Page 176 of Bloodguard

As my vision clears, the spears retract, vanishing as if they’d never existed.

The degree of danger hits me hard.

Impaled. I was almostimpaled.

I rise carefully and lift my discarded axe from the ground. I’ve reached the first crate. I press my ear against the door.

Nothing. Only silence. As I strategize, what sounds like an angry swarm of hornets buzzes from the ground.

Having been stunned into immobility by the spears, I expect actual hornets. I forgot about the creative efforts the engineers undertook to develop this torture chamber, and it almost costs me.

More out of instinct than skill, I skid out of the way of a spinning saw. The blade doubles back. It doesn’t traverse back and forth, side to side, or even zigzag. It doesn’t follow any pattern I can memorize. Instead, it travels as unpredictably as a fish in a large lake.

The diameter of the blade is about the same as a supper plate and the thickness comparable to a thin sheet of ice. It can tear up my feet and calves with ease. And if I fall, it will finish me off.

A second saw blade appears as the first continues on. I avoid it and the other when it returns. And as quickly as they appeared, they disappear beneath the sand.

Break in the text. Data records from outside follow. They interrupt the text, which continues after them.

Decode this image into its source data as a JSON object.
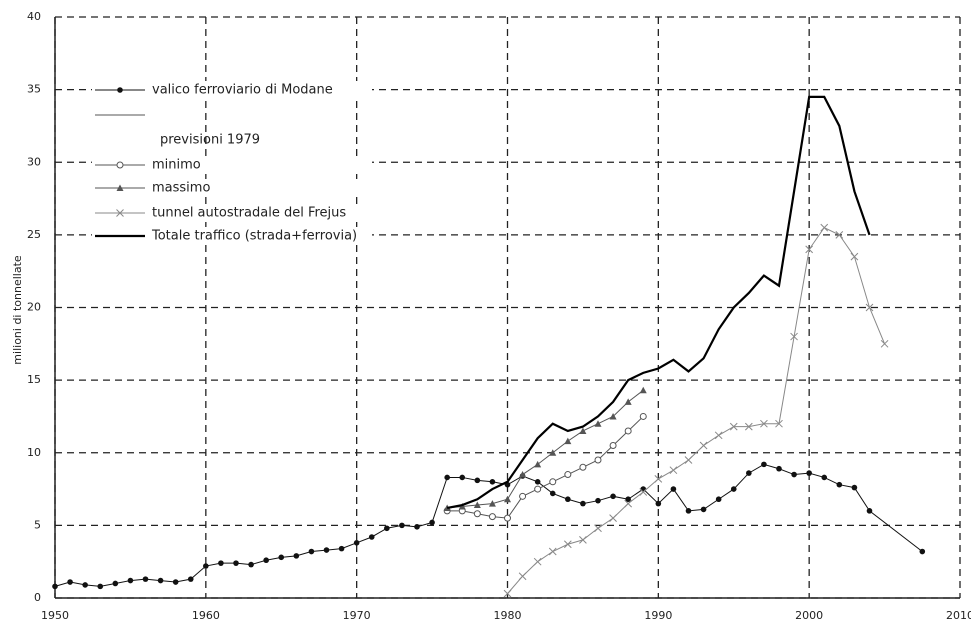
{
  "chart_data": {
    "type": "line",
    "y_label": "milioni di tonnellate",
    "annotation": "previsioni 1979",
    "xlim": [
      1950,
      2010
    ],
    "xticks": [
      1950,
      1960,
      1970,
      1980,
      1990,
      2000,
      2010
    ],
    "ylim": [
      0,
      40
    ],
    "yticks": [
      0,
      5,
      10,
      15,
      20,
      25,
      30,
      35,
      40
    ],
    "grid": true,
    "legend": "upper left",
    "series": [
      {
        "name": "valico ferroviario di Modane",
        "color": "#111111",
        "marker": "dot",
        "width": 1,
        "x": [
          1950,
          1951,
          1952,
          1953,
          1954,
          1955,
          1956,
          1957,
          1958,
          1959,
          1960,
          1961,
          1962,
          1963,
          1964,
          1965,
          1966,
          1967,
          1968,
          1969,
          1970,
          1971,
          1972,
          1973,
          1974,
          1975,
          1976,
          1977,
          1978,
          1979,
          1980,
          1981,
          1982,
          1983,
          1984,
          1985,
          1986,
          1987,
          1988,
          1989,
          1990,
          1991,
          1992,
          1993,
          1994,
          1995,
          1996,
          1997,
          1998,
          1999,
          2000,
          2001,
          2002,
          2003,
          2004,
          2007.5
        ],
        "values": [
          0.8,
          1.1,
          0.9,
          0.8,
          1.0,
          1.2,
          1.3,
          1.2,
          1.1,
          1.3,
          2.2,
          2.4,
          2.4,
          2.3,
          2.6,
          2.8,
          2.9,
          3.2,
          3.3,
          3.4,
          3.8,
          4.2,
          4.8,
          5.0,
          4.9,
          5.2,
          8.3,
          8.3,
          8.1,
          8.0,
          7.8,
          8.4,
          8.0,
          7.2,
          6.8,
          6.5,
          6.7,
          7.0,
          6.8,
          7.5,
          6.5,
          7.5,
          6.0,
          6.1,
          6.8,
          7.5,
          8.6,
          9.2,
          8.9,
          8.5,
          8.6,
          8.3,
          7.8,
          7.6,
          6.0,
          3.2
        ]
      },
      {
        "name": "minimo",
        "color": "#555555",
        "marker": "circle",
        "width": 1,
        "x": [
          1976,
          1977,
          1978,
          1979,
          1980,
          1981,
          1982,
          1983,
          1984,
          1985,
          1986,
          1987,
          1988,
          1989
        ],
        "values": [
          6.0,
          6.0,
          5.8,
          5.6,
          5.5,
          7.0,
          7.5,
          8.0,
          8.5,
          9.0,
          9.5,
          10.5,
          11.5,
          12.5
        ]
      },
      {
        "name": "massimo",
        "color": "#555555",
        "marker": "triangle",
        "width": 1,
        "x": [
          1976,
          1977,
          1978,
          1979,
          1980,
          1981,
          1982,
          1983,
          1984,
          1985,
          1986,
          1987,
          1988,
          1989
        ],
        "values": [
          6.2,
          6.3,
          6.4,
          6.5,
          6.8,
          8.5,
          9.2,
          10.0,
          10.8,
          11.5,
          12.0,
          12.5,
          13.5,
          14.3
        ]
      },
      {
        "name": "tunnel autostradale del Frejus",
        "color": "#888888",
        "marker": "x",
        "width": 1,
        "x": [
          1980,
          1981,
          1982,
          1983,
          1984,
          1985,
          1986,
          1987,
          1988,
          1989,
          1990,
          1991,
          1992,
          1993,
          1994,
          1995,
          1996,
          1997,
          1998,
          1999,
          2000,
          2001,
          2002,
          2003,
          2004,
          2005
        ],
        "values": [
          0.3,
          1.5,
          2.5,
          3.2,
          3.7,
          4.0,
          4.8,
          5.5,
          6.5,
          7.3,
          8.2,
          8.8,
          9.5,
          10.5,
          11.2,
          11.8,
          11.8,
          12.0,
          12.0,
          18.0,
          24.0,
          25.5,
          25.0,
          23.5,
          20.0,
          17.5
        ]
      },
      {
        "name": "Totale traffico (strada+ferrovia)",
        "color": "#000000",
        "marker": "none",
        "width": 2.2,
        "x": [
          1976,
          1977,
          1978,
          1979,
          1980,
          1981,
          1982,
          1983,
          1984,
          1985,
          1986,
          1987,
          1988,
          1989,
          1990,
          1991,
          1992,
          1993,
          1994,
          1995,
          1996,
          1997,
          1998,
          1999,
          2000,
          2001,
          2002,
          2003,
          2004
        ],
        "values": [
          6.2,
          6.4,
          6.8,
          7.5,
          8.0,
          9.5,
          11.0,
          12.0,
          11.5,
          11.8,
          12.5,
          13.5,
          15.0,
          15.5,
          15.8,
          16.4,
          15.6,
          16.5,
          18.5,
          20.0,
          21.0,
          22.2,
          21.5,
          28.0,
          34.5,
          34.5,
          32.5,
          28.0,
          25.0
        ]
      }
    ]
  }
}
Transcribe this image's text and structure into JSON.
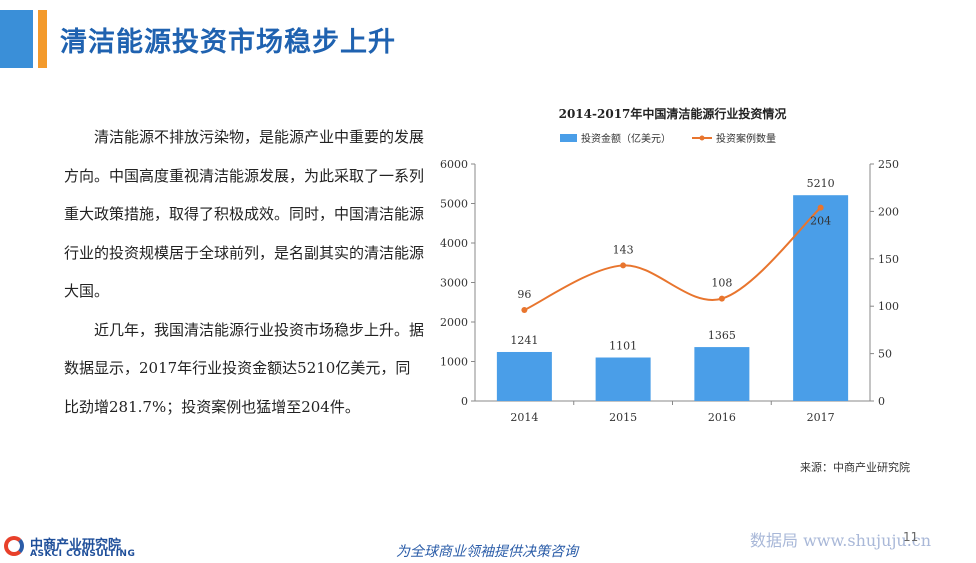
{
  "header": {
    "title": "清洁能源投资市场稳步上升"
  },
  "body": {
    "paragraph1": "清洁能源不排放污染物，是能源产业中重要的发展方向。中国高度重视清洁能源发展，为此采取了一系列重大政策措施，取得了积极成效。同时，中国清洁能源行业的投资规模居于全球前列，是名副其实的清洁能源大国。",
    "paragraph2": "近几年，我国清洁能源行业投资市场稳步上升。据数据显示，2017年行业投资金额达5210亿美元，同比劲增281.7%；投资案例也猛增至204件。"
  },
  "chart_data": {
    "type": "bar",
    "title": "2014-2017年中国清洁能源行业投资情况",
    "categories": [
      "2014",
      "2015",
      "2016",
      "2017"
    ],
    "series": [
      {
        "name": "投资金额（亿美元）",
        "type": "bar",
        "axis": "left",
        "color": "#4a9ee8",
        "values": [
          1241,
          1101,
          1365,
          5210
        ]
      },
      {
        "name": "投资案例数量",
        "type": "line",
        "axis": "right",
        "color": "#e8752e",
        "values": [
          96,
          143,
          108,
          204
        ]
      }
    ],
    "y_left": {
      "ylim": [
        0,
        6000
      ],
      "ticks": [
        "0",
        "1000",
        "2000",
        "3000",
        "4000",
        "5000",
        "6000"
      ]
    },
    "y_right": {
      "ylim": [
        0,
        250
      ],
      "ticks": [
        "0",
        "50",
        "100",
        "150",
        "200",
        "250"
      ]
    },
    "legend": "top",
    "grid": false,
    "source": "来源：中商产业研究院"
  },
  "footer": {
    "logo_cn": "中商产业研究院",
    "logo_en": "ASKCI CONSULTING",
    "slogan": "为全球商业领袖提供决策咨询",
    "watermark": "数据局 www.shujuju.cn",
    "page_number": "11"
  }
}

The audience cheers, either for me, the saws, or the contents of the crate. It doesn’t matter. They all suck.

My need to survive heightens my reflexes. Fueled by rage, I lift the axe and bring its butt down in a straight line.

One.

Two.

Three locks break open from my single strike.

I kick open the door and sidestep left to avoid anything that might charge.

The time it takes me to break the locks and move aside is a matter of seconds. So is what happens next.

With the taste for war burning deep within me and my weapon in the air, I release a battle cry and prepare to attack, but I never get the chance to swing. The moment I see my opponent, I know I’m done for.

Wrapped in chains and wearing nothing but a burlap sack is Pega. Blood oozes from two large gashes on her head, staining her wild yellow hair orange.

Those bastards.

Thoseruthless, conniving bastards.

To become a Bloodguard, they expect me to kill another gladiator.

A new kind of wrath envelops me, tightening my throat.

I don’t think things through. In fact, I do everything a gladiator who wants to be a Bloodguard shouldn’t do.

Instead of taking my opponent’s life, I offer it back. I tug at her chains—they’re knotted. Pega should have been able to get free, but her eyes open and close when they see me. “What did they do to you?” I ask.

“Drug,” she slurs. The injured side of her face is droopier, and she’s drooling. “Druuuug,” she says again, dragging out the word.

I undo the chains and slap her. When she doesn’t wake up, I slap her again. She startles this time and slaps the ever-loving shit out of me.

I fall backward and laugh. “Good girl,” I tell her. “Now, time to go.”

I glance behind me when that buzzing sound returns. The saws are back. “I’ll keep you safe,” I say. “You just need to keep moving. Understand?”

Pega nods slowly. I help her to stand, and that’s when I realize she’s holding on to her broken arm. “Shit,” I say.

“They wanted to get back at me for having nice things.” She mumbles something else, but I don’t catch it.